The problem of Least Squares is a very interesting and recursive one in Geophysics, especially in interpolation, inversion and filtering techniques. My first approach to students into the subject is through the simple fitting of a three-point curve in $R^2$.

I start by assuming a model to fit the data, a linear model to begin with. A linear model in $R^2$ is of the form:

$y=ax+b$

Once the model has been established is time to set the conditions for Least Squares. The purpose is to minimize a quadratic function ($L^2$) that contains the squared sum of differences or errors between the data and the prediction of the model assumed for that data.

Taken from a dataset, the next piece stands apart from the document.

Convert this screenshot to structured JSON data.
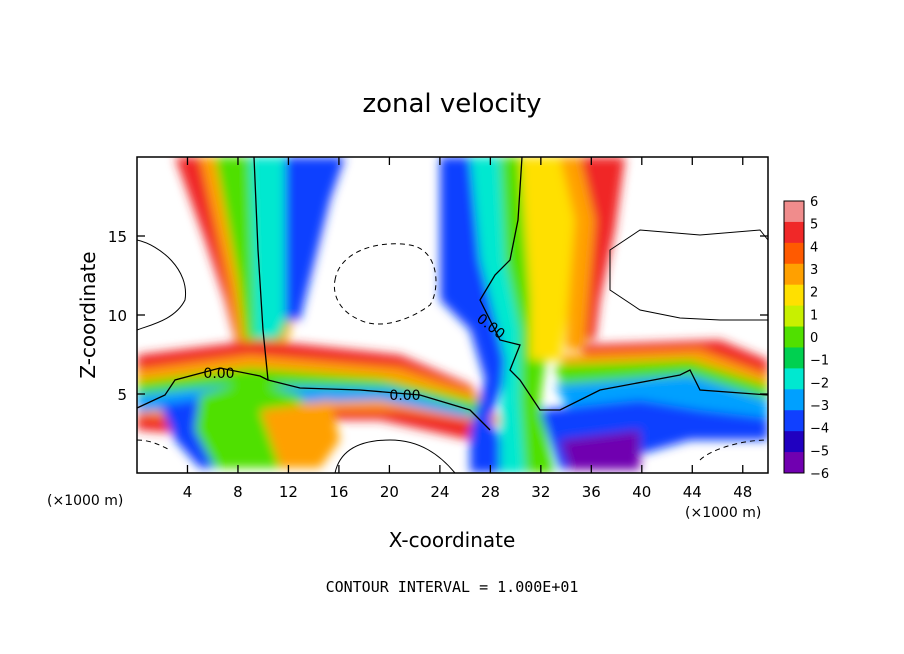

Mathematically it would look like this:

$L^2(a,b)=(ax_1+b-y_1)^2+(ax_2+b-y_2)^2+(ax_3+b-y_3)^2$

As can be seen $L^2$ is a function of "a" and "b" which are the fitting parameters of the model.

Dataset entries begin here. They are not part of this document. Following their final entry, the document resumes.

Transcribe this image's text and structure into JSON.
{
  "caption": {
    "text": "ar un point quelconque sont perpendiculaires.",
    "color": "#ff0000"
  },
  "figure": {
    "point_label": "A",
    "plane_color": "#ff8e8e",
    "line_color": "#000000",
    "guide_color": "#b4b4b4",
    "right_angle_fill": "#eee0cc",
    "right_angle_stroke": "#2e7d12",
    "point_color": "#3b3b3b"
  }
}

What comes next? Well, minimization of the function! As you may recall from math, one has to take the partial derivatives of the variables involved and set them to zero. As shown below:

$\frac{\partial L^2}{\partial b}=0$

Those equations lead to a system of equations that most of the time in Geophysics is either determined or overdetermined. The system of equations looks like this:

$Ap=t$

Where "p" is a vector with the parameters to fit. Once you solve that system of equations, you will have found the fitting parameters. Pretty simple, isn't it?.

If we take a closer look at the structure of the system of equations of the Least Squares problem, one can see a structure. What is the purpose of "A" and "t"?

At this moment I say: "A" relates the data to the chosen model, one can say that it shows how your data is seen through the model, and "t" is related to the desired output of the fit, in this case, the best output in the sense of minimizing the quadratic error. At this point students tend to blindly believe me, so I take another approach to the Least Squares problem to clarify the tricky points of my dubious interpretation.

In order to make my point, I start the exercise from another formulation, a formulation that resembles somehow the system of equations from the very beginning. What I want is this:

$ax_1+b=y_1$

$ax_2+b=y_2$

$ax_3+b=y_3$

This system of equations can be written as:

$Ap=t$

$\left(\begin{array}{cc}x_1&1\\ x_2&1\\ x_3&1\end{array}\right)\left(\begin{array}{c}a\\ b\end{array}\right)=\left(\begin{array}{c}y_1\\ y_2\\ y_3\end{array}\right)$

That's an overdetermined problem, three equations and two variables. This system is solved as follows:

$(A^T.A).p=A^T.t$

$p= (A^T.A)^{-1}.A^T.t$

Following this formulation one reaches the same results but without partial derivation.